Отовсюду руки. Сколько их! На минуту мир обратился в плакат: сонмище добрых, дружеских протянутых рук.

Интересно, кто же все-таки голосовал против? Среди тех рук, которые он сейчас пожимает, наверняка есть две - "против". Нет, зачем о них сейчас думать? Вон сколько радостных рук - каждая "за".

И вот среди рук одна - дороже всех. Тонкая, смуглая рука. Юра. Друг. Нет, больше друга - брат. Нет, ничего нет больше друга. Друг.

- Поздравляю, старик. Молодцом.

- Спасибо, Юра. Без тебя бы...

- Ну, пошел. Ересь.

Подошла Анна Игнатьевна. Широкое, некрасивое лицо сияет, кожа под крашеными полосками редких бровей покраснела пятнами.

- Ну, поздравляю, - сказала она басом. - Теперь вы себе можете представить ощущение только что родившей женщины. Совершенно одно и то же. Я-то знаю, мне приходилось и то и другое...

- Стараюсь, Анна Игнатьевна.

- Ну-ну.

Руки, руки. А вот и профессор Поспелов, Николай Прокофьевич. Острый нос, острый кадык - весь углом.

- Слушал вас с удовольствием. Не так уж часто приходится слышать речь культурного человека. Особенно в вашем поколении. Позвольте, однако, заметить, что в слове "проведены" ударение ставится на последнем слоге.

- А я как сказал?

- Проведены.

- Какой ужас! Так и сказал?

- Да, к сожалению.

- Не понимаю, как это могло случиться. Я сам этого терпеть не могу.

- Ничего не поделаешь. Веянье времени. Я сам однажды с трибуны сказал: "современный".

А вот и лаборант Володя - розовый, с вертикальным вихром и несимметричными ушами.
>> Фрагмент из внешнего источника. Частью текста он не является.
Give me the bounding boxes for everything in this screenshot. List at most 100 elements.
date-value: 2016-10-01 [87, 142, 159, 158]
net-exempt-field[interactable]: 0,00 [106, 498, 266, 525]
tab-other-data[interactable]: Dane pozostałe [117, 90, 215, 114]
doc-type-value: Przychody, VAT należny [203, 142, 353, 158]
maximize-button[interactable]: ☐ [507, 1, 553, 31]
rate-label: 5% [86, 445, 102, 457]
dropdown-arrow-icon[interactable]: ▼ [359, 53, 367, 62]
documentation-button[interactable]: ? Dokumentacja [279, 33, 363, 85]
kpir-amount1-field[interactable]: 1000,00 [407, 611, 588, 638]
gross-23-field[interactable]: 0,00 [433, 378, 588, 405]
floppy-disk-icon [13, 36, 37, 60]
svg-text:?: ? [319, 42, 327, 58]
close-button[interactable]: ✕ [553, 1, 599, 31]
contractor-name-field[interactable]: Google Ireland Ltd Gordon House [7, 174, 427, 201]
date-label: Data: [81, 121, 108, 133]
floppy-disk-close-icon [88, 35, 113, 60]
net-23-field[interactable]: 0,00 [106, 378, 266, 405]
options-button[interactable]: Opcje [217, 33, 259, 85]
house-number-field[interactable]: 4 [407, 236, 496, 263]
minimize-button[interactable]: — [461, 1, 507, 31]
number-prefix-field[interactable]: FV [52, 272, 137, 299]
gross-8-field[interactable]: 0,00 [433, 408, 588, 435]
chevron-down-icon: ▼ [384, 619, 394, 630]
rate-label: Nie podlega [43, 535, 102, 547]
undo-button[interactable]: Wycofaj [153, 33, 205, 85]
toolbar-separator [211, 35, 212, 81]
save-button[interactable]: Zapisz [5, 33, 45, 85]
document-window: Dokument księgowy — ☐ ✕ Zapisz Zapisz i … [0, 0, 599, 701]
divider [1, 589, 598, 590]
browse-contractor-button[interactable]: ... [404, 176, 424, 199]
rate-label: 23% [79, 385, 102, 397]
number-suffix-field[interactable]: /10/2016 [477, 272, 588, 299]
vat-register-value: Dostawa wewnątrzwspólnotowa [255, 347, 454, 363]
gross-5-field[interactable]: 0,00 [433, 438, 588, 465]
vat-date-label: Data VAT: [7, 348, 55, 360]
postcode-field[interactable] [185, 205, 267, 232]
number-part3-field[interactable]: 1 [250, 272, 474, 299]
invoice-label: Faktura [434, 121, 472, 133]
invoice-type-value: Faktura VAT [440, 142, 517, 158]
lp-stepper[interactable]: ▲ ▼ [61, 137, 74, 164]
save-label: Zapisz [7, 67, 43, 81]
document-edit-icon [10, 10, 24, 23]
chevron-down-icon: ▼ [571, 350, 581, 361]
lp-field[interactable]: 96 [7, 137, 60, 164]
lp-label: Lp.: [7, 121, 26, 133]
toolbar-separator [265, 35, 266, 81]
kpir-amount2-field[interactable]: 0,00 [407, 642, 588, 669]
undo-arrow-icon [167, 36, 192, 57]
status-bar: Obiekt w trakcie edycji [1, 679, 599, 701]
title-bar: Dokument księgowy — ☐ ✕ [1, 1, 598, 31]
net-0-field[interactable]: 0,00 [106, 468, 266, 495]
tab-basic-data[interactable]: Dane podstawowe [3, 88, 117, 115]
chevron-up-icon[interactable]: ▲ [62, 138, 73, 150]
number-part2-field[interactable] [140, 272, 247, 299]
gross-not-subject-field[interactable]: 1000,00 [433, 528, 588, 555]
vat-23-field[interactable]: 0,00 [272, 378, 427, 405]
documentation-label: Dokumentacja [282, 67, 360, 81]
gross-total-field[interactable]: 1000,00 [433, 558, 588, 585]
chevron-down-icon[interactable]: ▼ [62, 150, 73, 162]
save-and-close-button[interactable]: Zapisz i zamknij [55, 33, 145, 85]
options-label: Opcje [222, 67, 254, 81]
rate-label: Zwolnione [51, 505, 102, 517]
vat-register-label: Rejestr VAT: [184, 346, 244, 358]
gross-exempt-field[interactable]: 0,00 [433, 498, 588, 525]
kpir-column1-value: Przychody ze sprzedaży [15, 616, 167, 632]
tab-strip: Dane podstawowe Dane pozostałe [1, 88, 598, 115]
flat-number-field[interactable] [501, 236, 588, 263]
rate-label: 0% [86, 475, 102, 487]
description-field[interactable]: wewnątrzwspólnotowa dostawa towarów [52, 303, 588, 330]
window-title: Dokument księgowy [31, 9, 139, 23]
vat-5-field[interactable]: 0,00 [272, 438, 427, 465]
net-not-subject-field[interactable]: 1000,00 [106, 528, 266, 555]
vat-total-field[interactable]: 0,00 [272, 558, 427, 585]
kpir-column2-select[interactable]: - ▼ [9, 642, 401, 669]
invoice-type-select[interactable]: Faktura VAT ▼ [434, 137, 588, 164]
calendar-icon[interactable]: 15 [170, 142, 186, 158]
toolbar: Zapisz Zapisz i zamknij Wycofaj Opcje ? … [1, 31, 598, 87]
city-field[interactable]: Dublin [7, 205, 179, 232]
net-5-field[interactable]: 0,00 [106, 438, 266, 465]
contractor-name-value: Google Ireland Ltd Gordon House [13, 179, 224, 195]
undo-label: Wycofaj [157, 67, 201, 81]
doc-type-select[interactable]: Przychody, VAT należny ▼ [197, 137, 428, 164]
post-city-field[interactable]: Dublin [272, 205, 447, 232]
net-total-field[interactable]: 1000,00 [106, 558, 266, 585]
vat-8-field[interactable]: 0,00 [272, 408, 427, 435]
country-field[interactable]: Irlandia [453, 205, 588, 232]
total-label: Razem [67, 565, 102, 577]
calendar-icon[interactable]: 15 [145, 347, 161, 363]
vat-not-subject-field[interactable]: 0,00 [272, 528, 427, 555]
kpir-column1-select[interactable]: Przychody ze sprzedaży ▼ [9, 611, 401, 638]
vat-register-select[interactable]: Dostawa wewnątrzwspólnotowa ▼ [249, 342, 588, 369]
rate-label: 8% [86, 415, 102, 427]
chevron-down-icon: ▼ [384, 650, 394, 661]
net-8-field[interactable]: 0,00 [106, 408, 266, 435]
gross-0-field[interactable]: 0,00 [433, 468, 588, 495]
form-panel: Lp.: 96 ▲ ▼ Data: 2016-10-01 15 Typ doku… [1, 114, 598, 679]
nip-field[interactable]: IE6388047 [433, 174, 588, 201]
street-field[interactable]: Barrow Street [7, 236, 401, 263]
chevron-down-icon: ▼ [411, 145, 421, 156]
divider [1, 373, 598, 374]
Мальчик только-только из десятилетки, а толковый. Вот кто подлинно рад - как за самого себя. Жмет руку, словно насос качает.

- Спасибо, Володя, милый.

Подошла стенографистка, Надюша Пустовойтова.

- Поздравляю, Константин Исаакович. И знаете, за вами очень легко было писать. Я почти ничего не спутала. Только в одном месте, какие-то статистические процессы...

- Стохастические, Надюша...

- Ой, наврала. Вы потом посмотрите стенограмму?

- Конечно. Только я не люблю читать свои стенограммы. Очень уж глупо получается. Читаю и думаю: неужели я и вправду такой дурак?

- Это не вы один.

- Что? Все дураки?

- Нет, я не это хотела сказать. Я хотела сказать, что, когда записываешь, даже совсем точно записываешь, устная речь меняется. Говорит человек - умно. А запишешь - глупо. Может быть, он, когда говорит, скрашивает чем-нибудь, улыбкой, что ли.